Sì, ha fatto bene: avremmo agito tutti nello stesso modo, se ne avessimo avuto la possibilità. Il problema non è lui, tra l' altro subirà un processo e vivrà sulla propria pelle le conseguenze delle sue azioni. Il problema sono gli altri 122 detenuti per i quali la macchina del ministro Orlando non si è ancora mossa. E che continuano a passare le loro giornate in gattabuia quando non dovrebbero. «Il giudice ha deciso che dovevo scontare la detenzione a casa. La notte non riesco a dormire, rivivo l' incubo. Pagherò tutto, ma fatemi uscire di qui», raccontava Diele, tra le lacrime, pochi giorni fa a un gruppetto di eurodeputati di Forza Italia che si stava interessando al suo caso. Della serie: la misura alternativa era stata decisa, ma mancava la sua attuazione. Mancava il braccialetto, cioè.
Proprio non si trovava. Ne hanno scovato uno ieri, forse nei meandri di qualche tribunale, sarà stato pieno di polvere e ancora imballato, o più probabilmente sarà stato dismesso da un altro detenuto: vai a sapere. Quel che conta è che alla fine è saltato fuori. Il ragazzo, classe 1985, un curriculum che va da Don Matteo a Mia madre, può tirare un respiro di sollievo: dopo dodici giorni di cella è stato trasferito a casa della nonna, a Roma. Non possono fare altrettanto, però, Mario e Carmelo. O magari Luigi e Gianluca.
Ossia quei detenuti ignoti (i nomi qui riportati sono ovviamente di fantasia) che non hanno dimestichezza con i telegiornali e non conquistano di certo le prime pagine dei quotidiani. Ce ne sono 122 in questa situazione: con una carta bollata in tasca che attesta la possibilità di lasciare la casa circondariale di turno e problemi burocratici che di fatto la impediscono. Per essere ancora più chiari: 122 persone, attualmente rinchiuse nelle patrie galere, avrebbero diritto a un braccialetto elettronico che non si trova.

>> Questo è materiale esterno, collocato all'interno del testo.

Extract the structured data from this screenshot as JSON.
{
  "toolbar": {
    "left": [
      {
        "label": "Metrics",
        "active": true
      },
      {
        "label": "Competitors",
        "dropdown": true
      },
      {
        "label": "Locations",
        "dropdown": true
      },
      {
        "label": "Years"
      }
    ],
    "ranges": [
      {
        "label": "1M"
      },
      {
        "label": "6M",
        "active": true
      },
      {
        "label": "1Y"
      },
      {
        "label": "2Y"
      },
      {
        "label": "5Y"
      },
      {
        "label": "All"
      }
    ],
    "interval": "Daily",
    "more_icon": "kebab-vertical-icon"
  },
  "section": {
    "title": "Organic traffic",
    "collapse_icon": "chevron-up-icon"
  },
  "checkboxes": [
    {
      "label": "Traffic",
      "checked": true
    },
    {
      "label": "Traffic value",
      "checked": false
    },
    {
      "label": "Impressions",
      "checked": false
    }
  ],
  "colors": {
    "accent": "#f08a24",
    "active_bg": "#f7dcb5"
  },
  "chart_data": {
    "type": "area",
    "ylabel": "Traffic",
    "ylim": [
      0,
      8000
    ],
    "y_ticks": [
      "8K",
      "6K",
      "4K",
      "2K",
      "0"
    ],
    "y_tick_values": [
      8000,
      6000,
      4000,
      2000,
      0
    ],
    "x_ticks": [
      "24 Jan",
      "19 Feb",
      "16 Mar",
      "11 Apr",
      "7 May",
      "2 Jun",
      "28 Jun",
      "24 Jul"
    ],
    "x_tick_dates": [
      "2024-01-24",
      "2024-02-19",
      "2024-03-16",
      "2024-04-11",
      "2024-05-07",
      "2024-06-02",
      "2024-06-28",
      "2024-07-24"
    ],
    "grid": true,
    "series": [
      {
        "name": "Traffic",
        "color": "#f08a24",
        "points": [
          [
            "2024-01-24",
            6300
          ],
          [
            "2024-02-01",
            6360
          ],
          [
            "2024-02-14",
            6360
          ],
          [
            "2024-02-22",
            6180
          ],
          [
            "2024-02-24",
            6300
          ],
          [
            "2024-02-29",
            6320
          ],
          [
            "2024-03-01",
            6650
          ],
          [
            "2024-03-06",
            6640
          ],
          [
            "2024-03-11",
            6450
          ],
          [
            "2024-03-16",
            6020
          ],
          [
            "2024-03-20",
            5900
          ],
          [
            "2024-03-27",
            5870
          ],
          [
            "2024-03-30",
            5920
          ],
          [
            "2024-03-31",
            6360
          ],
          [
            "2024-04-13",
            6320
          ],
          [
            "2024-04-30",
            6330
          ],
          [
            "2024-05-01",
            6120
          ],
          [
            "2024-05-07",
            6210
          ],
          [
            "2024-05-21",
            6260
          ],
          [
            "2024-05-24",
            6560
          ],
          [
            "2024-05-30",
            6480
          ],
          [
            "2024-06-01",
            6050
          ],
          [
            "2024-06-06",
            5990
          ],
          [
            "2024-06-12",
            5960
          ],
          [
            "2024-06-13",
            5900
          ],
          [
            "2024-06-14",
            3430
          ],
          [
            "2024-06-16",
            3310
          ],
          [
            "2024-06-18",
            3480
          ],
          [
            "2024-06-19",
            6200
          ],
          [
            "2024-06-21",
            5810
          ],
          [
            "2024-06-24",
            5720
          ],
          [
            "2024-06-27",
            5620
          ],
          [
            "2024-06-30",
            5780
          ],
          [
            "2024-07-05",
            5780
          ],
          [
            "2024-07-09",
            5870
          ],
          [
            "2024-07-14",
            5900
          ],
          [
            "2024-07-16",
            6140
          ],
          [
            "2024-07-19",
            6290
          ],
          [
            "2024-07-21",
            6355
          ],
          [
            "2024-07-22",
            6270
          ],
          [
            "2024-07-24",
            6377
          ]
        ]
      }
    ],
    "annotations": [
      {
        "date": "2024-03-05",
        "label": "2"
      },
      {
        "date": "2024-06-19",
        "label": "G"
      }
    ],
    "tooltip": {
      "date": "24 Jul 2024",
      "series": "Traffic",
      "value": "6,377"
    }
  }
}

Avrebbero, al condizionale: perché tra il dire e il fare, nel Paese dei proclami e delle intenzioni, c' è di mezzo quasi sempre un inghippo. E se il Viminale fa sempre che entro agosto potrebbero (di nuovo, periodo ipotetico) arrivare 12mila dispositivi con ancora attaccato il cartellino della garanzia, pazienza: fa caldo, si boccheggia in città, figuriamoci in una cella di sei metri quadrati e pure in condivisione con altre due o tre persone. Quando va bene. Dal 2001 a oggi di braccialetti elettronici targati Italia ne sono stati attivati duemila e, grazie a un' operazione di turni e passaggi impressionante, hanno coperto 8.856 detenuti, per un totale che sfiora i 2 milioni di giorni.
Eppure non bastano. Non sono mai bastati. Che ci fosse una carenza di dispositivi nelle prigioni tricolori non è una novità: se ne parla da anni. E ogni anno il ministro in carica garantisce che siamo alla svolta, che manca poco, che presto ne verrà acquistata (e a peso d' oro) un' altra partita. Niente. Più di un centinaio di persone ancora aspetta. Gente che qualche guaio con la "giustizia" l' ha sicuramente avuto, inutile entrare nel merito, non serve neppure. Ma a cui un giudice ha messo nero su bianco il diritto di averne uno. Di scontare la pena a casa.